Infine, c’è chi afferma: “Senza un riconoscimento legale gli omosessuali vengono ingiustamente discriminati”. La verità è un’altra: ai gay che fanno coppia non si possono riconoscere gli stessi diritti della famiglia, non perché essi sono gay, ma perché non sono una famiglia. L’equiparazione o l’assimilazione giuridica della convivenza omosessuale alla famiglia, di fatto, discriminerebbe la famiglia. In altre parole, se l’unione fra gay non può essere considerato un matrimonio, rifiutare alle persone che la praticano i diritti tipici degli sposi non è un’ingiustizia, ma anzi è proprio un dovere imposto dalla giustizia. Qui non va fatta confusione: una cosa è riconoscere ai singoli conviventi i diritti che essi hanno in quanto persone e cittadini, rifuggendo da ogni discriminazione; un’altra, ben diversa, è dare valenza e dignità pubblica e istituzionale al rapporto di convivenza in quanto tale, assegnando diritti non alle persone in quanto persone, ma alla “compagnia” dei due conviventi, cioè in ragione del loro rapporto.
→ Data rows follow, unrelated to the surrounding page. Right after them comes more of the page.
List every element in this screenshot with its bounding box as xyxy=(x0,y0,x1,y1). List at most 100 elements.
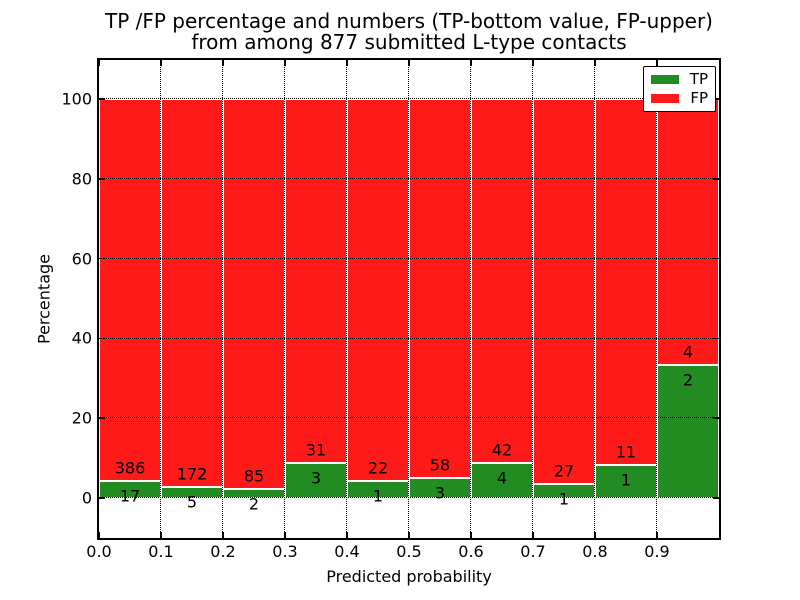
grid-line-vertical xyxy=(284,60,286,538)
y-tick-mark xyxy=(99,257,105,260)
y-tick-label: 0 xyxy=(81,488,92,508)
tp-count-label: 5 xyxy=(186,492,198,512)
y-tick-mark-right xyxy=(713,497,719,499)
x-tick-mark xyxy=(656,532,658,538)
x-tick-mark xyxy=(222,532,224,538)
y-tick-mark xyxy=(99,178,105,180)
fp-count-label: 31 xyxy=(305,440,327,460)
grid-line-vertical xyxy=(470,60,472,538)
y-tick-label: 60 xyxy=(71,249,92,269)
bar-segment-tp xyxy=(657,365,719,498)
y-tick-mark xyxy=(99,98,105,100)
grid-line-horizontal xyxy=(99,497,719,499)
fp-count-label: 58 xyxy=(429,455,451,475)
x-tick-label: 0.8 xyxy=(582,542,608,561)
y-tick-mark-right xyxy=(713,98,719,100)
legend-entry-tp: TP xyxy=(651,72,708,87)
y-tick-mark xyxy=(99,497,105,499)
tp-count-label: 1 xyxy=(620,470,632,490)
x-tick-mark-top xyxy=(594,60,596,66)
legend: TP FP xyxy=(643,66,716,112)
y-tick-label: 100 xyxy=(61,89,92,109)
chart-title-line-1: TP /FP percentage and numbers (TP-bottom… xyxy=(105,9,713,33)
y-tick-mark-right xyxy=(713,257,719,260)
bar-segment-fp xyxy=(595,99,657,465)
tp-legend-swatch-icon xyxy=(651,75,679,84)
x-tick-mark-top xyxy=(222,60,224,66)
x-tick-mark xyxy=(284,532,286,538)
grid-line-vertical xyxy=(346,60,348,538)
x-tick-mark-top xyxy=(470,60,472,66)
fp-count-label: 42 xyxy=(491,440,513,460)
tp-count-label: 3 xyxy=(434,483,446,503)
fp-count-label: 22 xyxy=(367,458,389,478)
legend-label-tp: TP xyxy=(689,70,708,88)
x-tick-mark xyxy=(532,532,534,538)
y-tick-mark xyxy=(99,337,105,340)
y-axis-label: Percentage xyxy=(34,253,54,345)
bar-segment-fp xyxy=(657,99,719,365)
tp-count-label: 2 xyxy=(682,370,694,390)
tp-count-label: 1 xyxy=(558,489,570,509)
tp-count-label: 17 xyxy=(119,486,141,506)
y-tick-mark xyxy=(99,417,105,419)
y-tick-mark-right xyxy=(713,337,719,340)
grid-line-vertical xyxy=(222,60,224,538)
bar-segment-tp xyxy=(595,464,657,498)
grid-line-horizontal xyxy=(99,257,719,259)
bar-segment-fp xyxy=(223,99,285,489)
grid-line-horizontal xyxy=(99,337,719,339)
chart-title: TP /FP percentage and numbers (TP-bottom… xyxy=(99,11,719,53)
x-tick-mark-top xyxy=(346,60,348,66)
x-tick-mark xyxy=(594,532,596,538)
x-tick-mark xyxy=(98,532,100,538)
x-tick-label: 0.6 xyxy=(458,542,484,561)
grid-line-horizontal xyxy=(99,98,719,100)
bar-segment-fp xyxy=(99,99,161,482)
grid-line-vertical xyxy=(408,60,410,538)
y-tick-mark-right xyxy=(713,417,719,419)
x-tick-mark xyxy=(346,532,348,538)
x-tick-label: 0.9 xyxy=(644,542,670,561)
grid-line-vertical xyxy=(594,60,596,538)
y-tick-label: 80 xyxy=(71,169,92,189)
tp-count-label: 3 xyxy=(310,468,322,488)
x-tick-mark-top xyxy=(532,60,534,66)
x-tick-mark-top xyxy=(656,60,658,66)
x-tick-mark xyxy=(408,532,410,538)
bar-segment-fp xyxy=(347,99,409,481)
fp-count-label: 27 xyxy=(553,461,575,481)
x-tick-label: 0.7 xyxy=(520,542,546,561)
fp-count-label: 85 xyxy=(243,466,265,486)
y-tick-label: 20 xyxy=(71,408,92,428)
x-tick-label: 0.5 xyxy=(396,542,422,561)
tp-count-label: 1 xyxy=(372,486,384,506)
fp-count-label: 386 xyxy=(114,458,146,478)
grid-line-horizontal xyxy=(99,178,719,180)
bar-segment-fp xyxy=(161,99,223,487)
grid-line-horizontal xyxy=(99,417,719,419)
x-tick-label: 0.2 xyxy=(210,542,236,561)
tp-count-label: 2 xyxy=(248,494,260,514)
legend-label-fp: FP xyxy=(690,89,708,107)
x-tick-mark-top xyxy=(408,60,410,66)
grid-line-vertical xyxy=(160,60,162,538)
chart-title-line-2: from among 877 submitted L-type contacts xyxy=(191,30,627,54)
x-tick-mark-top xyxy=(98,60,100,66)
fp-count-label: 4 xyxy=(682,342,694,362)
y-tick-mark-right xyxy=(713,178,719,180)
grid-line-vertical xyxy=(656,60,658,538)
fp-legend-swatch-icon xyxy=(651,94,679,103)
bar-segment-fp xyxy=(471,99,533,464)
x-tick-label: 0.1 xyxy=(148,542,174,561)
x-tick-mark-top xyxy=(284,60,286,66)
fp-count-label: 172 xyxy=(176,464,208,484)
x-tick-label: 0.4 xyxy=(334,542,360,561)
legend-entry-fp: FP xyxy=(651,91,708,106)
x-tick-label: 0.0 xyxy=(86,542,112,561)
x-tick-mark-top xyxy=(160,60,162,66)
bar-segment-fp xyxy=(409,99,471,479)
tp-count-label: 4 xyxy=(496,468,508,488)
bar-segment-fp xyxy=(285,99,347,463)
Per intenderci ancora meglio: è ovvio che tutti gli individui hanno diritto ai servizi sociali e che ad ogni singolo cittadino deve essere assicurata la tutela sociale dovuta alla persona, ma solo il rapporto, il legame familiare posto in essere dai cittadini che si sposano è soggetto e titolare di diritti in quanto tale. La specificità pubblica, istituzionale e giuridica della famiglia naturale, legittima e costituzionale fondata sul matrimonio, insomma, non si può in alcun modo cancellare né annacquare.

 

La questione essenziale, il nodo vero e profondo da sciogliere, in ultima analisi, è il seguente: la famiglia è una sovrastruttura, un puro fatto convenzionale, una “moda” fra le tante da cui possiamo, anzi dobbiamo emanciparci? È un dato meramente culturale, un’invenzione del potere, di un’ideologia, di uno Stato, di una religione o di una Chiesa? Oppure viene prima di tutto ciò, è scritta nella natura dell’uomo, è una struttura entro cui l’umanità, da sempre e per sempre, cresce e si sviluppa? 

È un modello fra i tanti, destinato al tramonto, oppure è l’unico modello che ha salde radici nel passato ed è capace di garantire un altrettanto solido futuro?